DO solicitors lie? The Master of the High Court, Edmund Honohan, clearly thinks they do.

In a judgment delivered last week, he stated that, of all those who swear affidavits in the court, solicitors were the group "most frequently found to have only a nodding acquaintance with the truth".

Cutting through the usual legal rhetoric, he baldly stated that solicitors' sworn statements were "not generally reliable" and that some had "debased" the concept of the affidavit and oath.


Barristers also got a lash of the gavel -- with Honohan stating that judges could not rely on banks' counsel to give an assessment of debtors' debts.

He was speaking about 'fast-track' court procedures, which allow banks and other creditors to get judgments against debtors unable to pay solicitors, or represent themselves.

The procedures breach a person's right to a fair hearing, he believes.

He also points out that a defendant often has just "one chance" to mount a defence against the affidavits, in a "surreal world" of a crowded and confusing courtroom on a Monday morning.

Solicitors have, predictably, got their writs in a twist, shouting 'objection' and denying the accusations.

The director general of the Law Society, Ken Murphy, branded them an "outrageous and utterly unjustified slur on the integrity of the entire solicitors' profession."

Mind you, the recent behaviour of some solicitors, such as runaway Michael Lynn and Ponzi schemester Thomas Byrne, has hardly increased the integrity of the profession either.

Usually spats like these barely make it beyond the walls of the Four Courts.

But fast-track debt proceedings have become, alas, all the more common in recent years.

The system may have its merits, in some instances.
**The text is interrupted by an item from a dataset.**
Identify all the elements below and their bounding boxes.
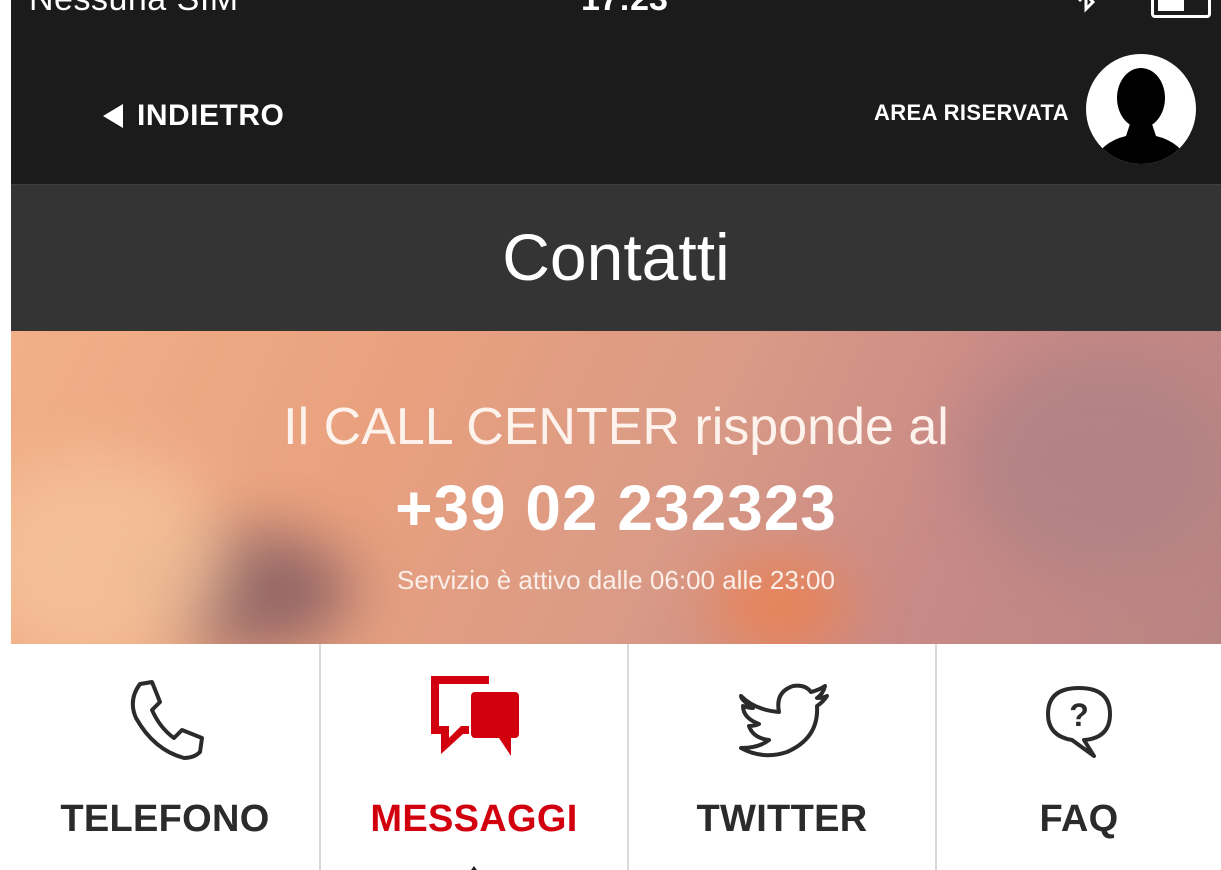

But those who owe money still possess rights, even if they can't afford to pay a solicitor to argue these.

The idea of banks arriving in court armed with solicitors and barristers to face down a lone individual, without representation, does not appear fair to most people.

If Mr Honohan's remarks are correct, it is not just either. Unfortunately, his warning may be too late for many people.


Ken Murphy states that the Master of the High Court is a not a judge and that his remarks are "unworthy of anyone involved in the administration of justice".

But if I was forced to rule on the words of a respected judicial official versus an army of faceless solicitors, I know whose version of the truth I'd believe.

Ultimately, whether lawyers lie or not this row has highlighted a longstanding truth. Without representation our courts remain a confusing and intimidating place for ordinary people.

And it suits solicitors to keep it that way.